By comparison, those who gained more weight than recommended tended to exercise less during their pregnancies than they did before becoming pregnant. Or those who gained extra weight during pregnancy had been sedentary before pregnancy and continued not to exercise much after becoming pregnant.
Approximately half of all the women interviewed said that they had monitored their weight gain during pregnancy. However, those who gained an appropriate amount of weight during pregnancy had set and maintained weight goals that matched the Institute of Medicine recommendations.

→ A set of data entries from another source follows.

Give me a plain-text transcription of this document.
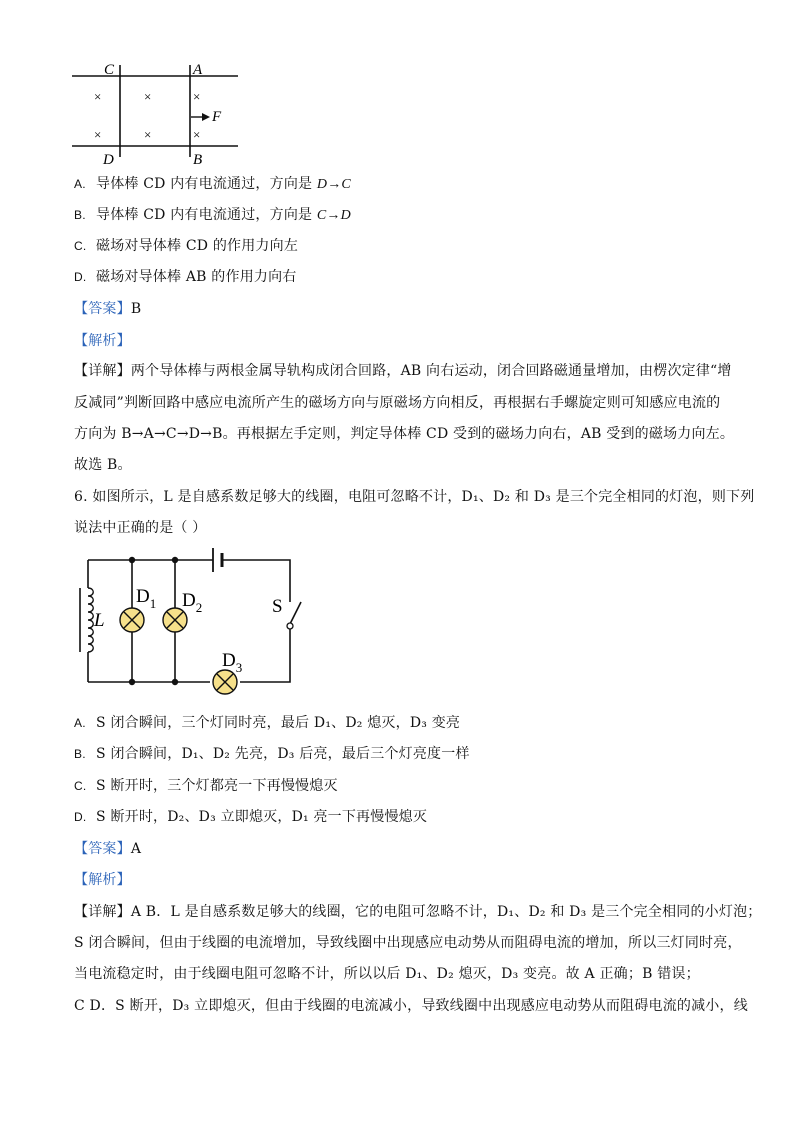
C	A
D	B
×	×	×
×	×	×
F
A. 导体棒 CD 内有电流通过，方向是 D→C
B. 导体棒 CD 内有电流通过，方向是 C→D
C. 磁场对导体棒 CD 的作用力向左
D. 磁场对导体棒 AB 的作用力向右
【答案】B
【解析】
【详解】两个导体棒与两根金属导轨构成闭合回路，AB 向右运动，闭合回路磁通量增加，由楞次定律“增
反减同”判断回路中感应电流所产生的磁场方向与原磁场方向相反，再根据右手螺旋定则可知感应电流的
方向为 B→A→C→D→B。再根据左手定则，判定导体棒 CD 受到的磁场力向右，AB 受到的磁场力向左。
故选 B。
6. 如图所示，L 是自感系数足够大的线圈，电阻可忽略不计，D₁、D₂ 和 D₃ 是三个完全相同的灯泡，则下列
说法中正确的是（ ）
L
$D_1$ $D_2$
$D_3$
S
A. S 闭合瞬间，三个灯同时亮，最后 D₁、D₂ 熄灭，D₃ 变亮
B. S 闭合瞬间，D₁、D₂ 先亮，D₃ 后亮，最后三个灯亮度一样
C. S 断开时，三个灯都亮一下再慢慢熄灭
D. S 断开时，D₂、D₃ 立即熄灭，D₁ 亮一下再慢慢熄灭
【答案】A
【解析】
【详解】A B．L 是自感系数足够大的线圈，它的电阻可忽略不计，D₁、D₂ 和 D₃ 是三个完全相同的小灯泡；
S 闭合瞬间，但由于线圈的电流增加，导致线圈中出现感应电动势从而阻碍电流的增加，所以三灯同时亮，
当电流稳定时，由于线圈电阻可忽略不计，所以以后 D₁、D₂ 熄灭，D₃ 变亮。故 A 正确；B 错误；
C D．S 断开，D₃ 立即熄灭，但由于线圈的电流减小，导致线圈中出现感应电动势从而阻碍电流的减小，线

The researchers concluded that believing in "eating for two" and not being physically active during pregnancy were common habits among those who gained more weight than recommended during pregnancy.
Andre Hall, MD, an OBGYN at Birth and Women's Care, PA in Fayetteville, NC, said "eating for two" is a common statement he hears from pregnant women and their families.
"While cravings generally do increase, pregnancy should not be used as an excuse to eat poorly or excessively," he said.
"Weight gain that significantly falls outside the published norms increases the potential for medical problems for both mother and developing infant," Dr. Hall said. "Pregnancy is a time where there should be increased diligence toward healthy eating, not less."
The study was published online February 5 in the journal Obesity Research & Clinical Practice. The authors reported no conflicts of interest.
The research was funded by Penn State College of Medicine, the Eunice Kennedy Shriver National Institute of Child Health and Human Development, the National Center for Research Resources, the National Center for Advancing Translational Sciences and the National Institutes of Health.